Mientras eso sucedía, Jerome y yo nos miramos fijamente. No podía demostrarle temor; yo ya no era aquel niño en el auto de mi padre.

—¿A qué se debe esta visita, después de tantos años…? —dije en tono de broma.

—Tú me reconociste, pero yo también te reconocí por tu olor, y te recordé también.

—Entonces voy a tener que cambiar mi desodorante, supongo…

—Veo que eres gracioso.

—Si no tomamos la vida con un poco de humor terminaríamos como vos, un viejo amargado.

Aunque esta criatura lucía igual que aquella noche, solo era diferente su ropa y su corte de cabello. Ante esta nueva realidad, le pregunté:

—¿Tu socio es igual a vos?

—Igual a mí… ¡No! —respondió en forma tajante. Pero continuó:

—Yo lo creé —expresó orgulloso—. Veo que te has quedado sin palabras.

—En este momento haría un comentario sobre tu sexualidad para que te sintieras incómodo —atiné a decir irónico—. Pero si los dos son iguales… bueno esa etapa la pasamos hace rato entonces... Yo intentaba por todos los medios hacer resurgir su orgullo, para poder seguir bromeando con esa criatura. Luego le seguí castigando el ego:

Estás igual… Aunque ya se te notan las canas, tendrías que pensar en teñirte. Y las entradas están más pronunciadas desde la última vez que te vi.

Pierre sonríe desde la otra mesa. Jerome, con un gesto de fastidio, me responde:

—Y yo veo que ya no eres aquel niño al que asusté dentro del auto.

Tomándose su tiempo, en forma de sentencia y mirándome fijamente a los ojos me susurró:

—Pero eso ya no importa.
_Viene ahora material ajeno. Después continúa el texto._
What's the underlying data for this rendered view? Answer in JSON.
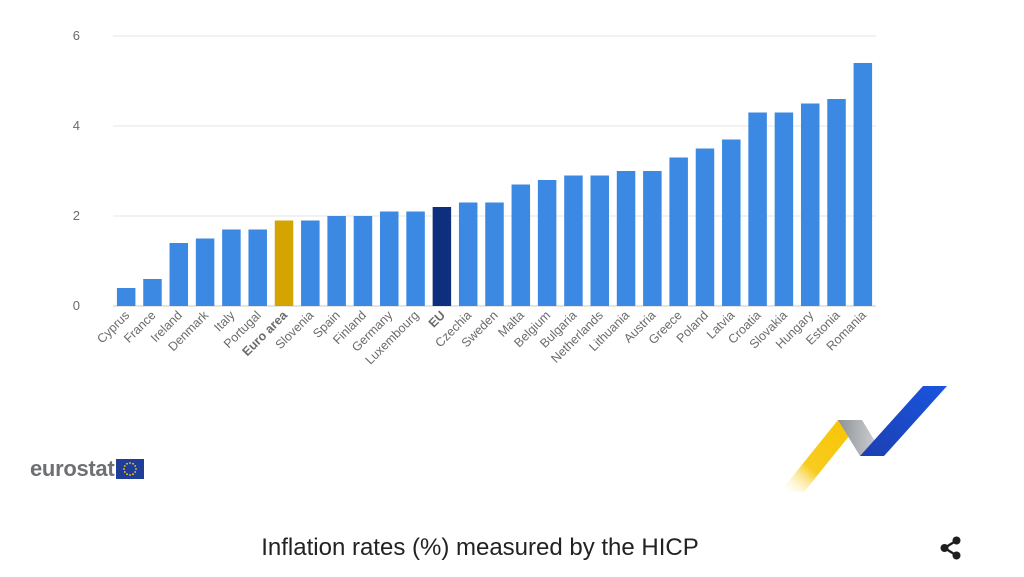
{
  "chart_data": {
    "type": "bar",
    "categories": [
      "Cyprus",
      "France",
      "Ireland",
      "Denmark",
      "Italy",
      "Portugal",
      "Euro area",
      "Slovenia",
      "Spain",
      "Finland",
      "Germany",
      "Luxembourg",
      "EU",
      "Czechia",
      "Sweden",
      "Malta",
      "Belgium",
      "Bulgaria",
      "Netherlands",
      "Lithuania",
      "Austria",
      "Greece",
      "Poland",
      "Latvia",
      "Croatia",
      "Slovakia",
      "Hungary",
      "Estonia",
      "Romania"
    ],
    "values": [
      0.4,
      0.6,
      1.4,
      1.5,
      1.7,
      1.7,
      1.9,
      1.9,
      2.0,
      2.0,
      2.1,
      2.1,
      2.2,
      2.3,
      2.3,
      2.7,
      2.8,
      2.9,
      2.9,
      3.0,
      3.0,
      3.3,
      3.5,
      3.7,
      4.3,
      4.3,
      4.5,
      4.6,
      5.4
    ],
    "highlight": {
      "Euro area": "#d4a400",
      "EU": "#0e2f7e"
    },
    "bold_categories": [
      "Euro area",
      "EU"
    ],
    "bar_color": "#3b89e2",
    "yticks": [
      0,
      2,
      4,
      6
    ],
    "ylim": [
      0,
      6
    ],
    "grid": true,
    "title": "Inflation rates (%) measured by the HICP"
  },
  "branding": {
    "logo_text": "eurostat",
    "flag_icon": "eu-flag-icon",
    "flag_color": "#1f3d99",
    "decoration_icon": "eurostat-swoosh-icon",
    "deco_colors": {
      "yellow": "#f8c400",
      "grey": "#c0c0c0",
      "blue": "#1a45c9"
    }
  },
  "actions": {
    "share_icon": "share-icon"
  }
}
Te comento que ya visitamos a aquellos que viajaron con nosotros en el ascensor ayer... Aunque Pierre no llegó a tiempo con el muchacho del delivery, se lo adjudicamos a la violencia e inseguridad de tu sociedad.

Al momento de decir esto, Pierre se levantó y con su mano izquierda le tocó el hombro. Él me miró a los ojos, y me dijo sin ningún tipo de titubeo:

—Esta noche nos volveremos a ver por última vez.

Luego de esa amenaza, ambas criaturas se alejaron de mi mesa hablando entre sí, mientras buscaban la salida.

Ahora que estoy solo en mi mesa, pienso: “Creo que mi monólogo en esta situación lo llevé bastante bien; mis bromas y comentarios sarcásticos e irónicos salieron en forma fluida ante un público tan hostil. Lo único que ya me queda por hacer es tomar mi café y prepararme para el gran evento de esta noche”.